Другой раз не накормит в положенные часы свиней, и они так визжат, что слышно в туберкулезном санатории, находившемся в трех километрах от колхоза.
Вызвали ее на правление, журили, увещевали. Она на все это вдруг и сказанула:
— Для кого аккуратисткой-то быть? Для хряков? Им хоть черт с рогами, все равно, только бы жрать давал. И стараться надоело. Ломаешь хребет с зари до зари, а на трудодень, урожай ли, нет, всего ничего получишь. Все перевыполняете планы хлебосдачи да мясопоставок, а об нас и думки мало. Не свиньи, небось, не поднимем визг. Егор Европу насквозь прошел и везде у крестьян домишки под черепицей, а тут живешь в саманной землянке и неизвестно, когда из нее выкарабкаешься, и напрасно вызвали вы меня на правление. Ваши слова для меня что ветер в поле.
Объясняли Насте, что к чему, увещевали ее, стращали, бранили, пробовали повлиять на нее через мужа (он отвечал уклончиво: «У Наськи, своя голова, еще, может, мозговитей моей: сама заблудится, сама и дорогу отыщет»). Так от Насти ничего и не добились. Вскоре ее выставили из свинарок. И вскоре же Егору отдавило трактором ногу. Прямо в поле у него начался приступ малярии. Он спустился с трактора и лег в ковыль. Место было покатое. Трактор, не поставленный на тормоз, возьми и покатись под гору. Егор, испугавшись, что машина бултыхнется с обрыва в овраг, догнал ее, прыгнул на гусеницу, да, видать, оплошал, и ему раздробило траками ногу чуть ли не по колено.

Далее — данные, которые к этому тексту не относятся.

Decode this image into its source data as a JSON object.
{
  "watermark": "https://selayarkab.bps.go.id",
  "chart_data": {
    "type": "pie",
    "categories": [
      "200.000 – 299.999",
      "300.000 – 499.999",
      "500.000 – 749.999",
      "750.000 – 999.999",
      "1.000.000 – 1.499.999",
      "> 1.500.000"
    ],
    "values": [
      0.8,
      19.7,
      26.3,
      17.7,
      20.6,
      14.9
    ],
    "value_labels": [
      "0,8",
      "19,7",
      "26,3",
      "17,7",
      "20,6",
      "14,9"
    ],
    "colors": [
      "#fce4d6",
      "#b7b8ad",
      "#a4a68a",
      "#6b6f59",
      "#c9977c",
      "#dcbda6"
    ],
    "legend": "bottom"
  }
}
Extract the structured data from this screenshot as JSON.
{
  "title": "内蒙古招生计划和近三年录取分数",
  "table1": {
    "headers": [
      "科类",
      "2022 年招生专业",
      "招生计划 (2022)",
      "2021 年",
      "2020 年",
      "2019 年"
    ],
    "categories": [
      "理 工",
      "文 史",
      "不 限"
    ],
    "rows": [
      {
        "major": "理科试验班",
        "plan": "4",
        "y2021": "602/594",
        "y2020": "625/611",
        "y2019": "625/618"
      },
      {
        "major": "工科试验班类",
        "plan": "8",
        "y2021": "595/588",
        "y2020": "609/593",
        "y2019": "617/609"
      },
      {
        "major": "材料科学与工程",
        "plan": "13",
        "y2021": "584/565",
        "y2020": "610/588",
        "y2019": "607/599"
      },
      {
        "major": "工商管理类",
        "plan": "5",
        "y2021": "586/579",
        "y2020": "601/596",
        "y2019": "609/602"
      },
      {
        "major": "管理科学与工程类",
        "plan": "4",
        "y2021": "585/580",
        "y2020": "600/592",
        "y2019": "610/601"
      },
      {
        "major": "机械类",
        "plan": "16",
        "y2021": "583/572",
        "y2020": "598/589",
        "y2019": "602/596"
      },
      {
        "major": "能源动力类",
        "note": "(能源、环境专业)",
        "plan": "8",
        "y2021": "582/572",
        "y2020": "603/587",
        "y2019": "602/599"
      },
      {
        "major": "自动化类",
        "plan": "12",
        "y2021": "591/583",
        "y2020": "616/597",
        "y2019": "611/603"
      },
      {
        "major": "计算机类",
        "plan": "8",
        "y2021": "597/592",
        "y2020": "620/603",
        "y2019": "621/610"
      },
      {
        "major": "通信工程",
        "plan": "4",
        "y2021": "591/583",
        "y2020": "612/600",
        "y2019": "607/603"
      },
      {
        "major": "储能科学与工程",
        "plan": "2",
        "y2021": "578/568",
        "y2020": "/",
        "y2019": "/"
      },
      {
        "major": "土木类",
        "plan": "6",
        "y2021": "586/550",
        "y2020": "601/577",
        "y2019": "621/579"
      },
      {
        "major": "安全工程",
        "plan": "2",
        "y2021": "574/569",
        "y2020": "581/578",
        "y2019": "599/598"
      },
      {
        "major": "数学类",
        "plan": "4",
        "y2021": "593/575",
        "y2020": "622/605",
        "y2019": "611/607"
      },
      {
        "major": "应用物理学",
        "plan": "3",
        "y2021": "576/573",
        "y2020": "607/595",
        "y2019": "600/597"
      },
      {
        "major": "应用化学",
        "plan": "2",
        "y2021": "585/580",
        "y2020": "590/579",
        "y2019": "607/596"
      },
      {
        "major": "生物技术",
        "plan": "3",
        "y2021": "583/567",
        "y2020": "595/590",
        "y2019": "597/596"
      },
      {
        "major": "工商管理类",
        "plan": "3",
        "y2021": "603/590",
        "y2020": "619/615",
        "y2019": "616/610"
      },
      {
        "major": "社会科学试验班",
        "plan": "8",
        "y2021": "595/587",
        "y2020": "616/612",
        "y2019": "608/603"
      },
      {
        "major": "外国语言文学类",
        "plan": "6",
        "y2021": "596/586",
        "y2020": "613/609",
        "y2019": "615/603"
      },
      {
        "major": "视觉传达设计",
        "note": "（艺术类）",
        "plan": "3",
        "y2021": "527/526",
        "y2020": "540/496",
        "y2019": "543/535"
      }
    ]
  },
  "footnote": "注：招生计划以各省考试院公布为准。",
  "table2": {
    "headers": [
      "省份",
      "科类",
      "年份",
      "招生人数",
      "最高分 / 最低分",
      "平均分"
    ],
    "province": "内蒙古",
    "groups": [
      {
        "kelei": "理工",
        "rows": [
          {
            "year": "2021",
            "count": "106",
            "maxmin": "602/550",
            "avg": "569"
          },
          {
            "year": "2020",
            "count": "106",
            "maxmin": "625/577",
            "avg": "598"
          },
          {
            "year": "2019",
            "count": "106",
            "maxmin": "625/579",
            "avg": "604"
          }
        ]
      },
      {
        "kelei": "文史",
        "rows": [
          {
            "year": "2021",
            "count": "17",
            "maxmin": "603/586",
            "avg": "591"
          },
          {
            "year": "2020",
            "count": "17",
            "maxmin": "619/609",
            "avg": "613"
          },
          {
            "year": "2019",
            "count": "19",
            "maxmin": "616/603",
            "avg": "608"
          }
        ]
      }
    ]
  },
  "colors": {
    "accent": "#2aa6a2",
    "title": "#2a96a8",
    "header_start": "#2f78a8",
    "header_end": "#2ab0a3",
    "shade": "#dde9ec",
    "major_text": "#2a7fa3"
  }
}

Ногу Егору вылечили, но с машинно-тракторной станции он уволился. Долго он не мог найти себе работу по нутру: кучерил у председателя, был кровельщиком, косарем, подручным кузнеца и в конце концов задержался в пастухах.
И он и Настя заметно опустились. Односельчане, встречая их, покачивали головами. Кое-кто из них не мог сдержать своего осуждения.
— Эх вы, до чего ж вы низко пали!
— Пали? — огрызался Егор. — Наоборот — поднялись.
— Не бросай слов на ветер, — укоряла мужа Настя.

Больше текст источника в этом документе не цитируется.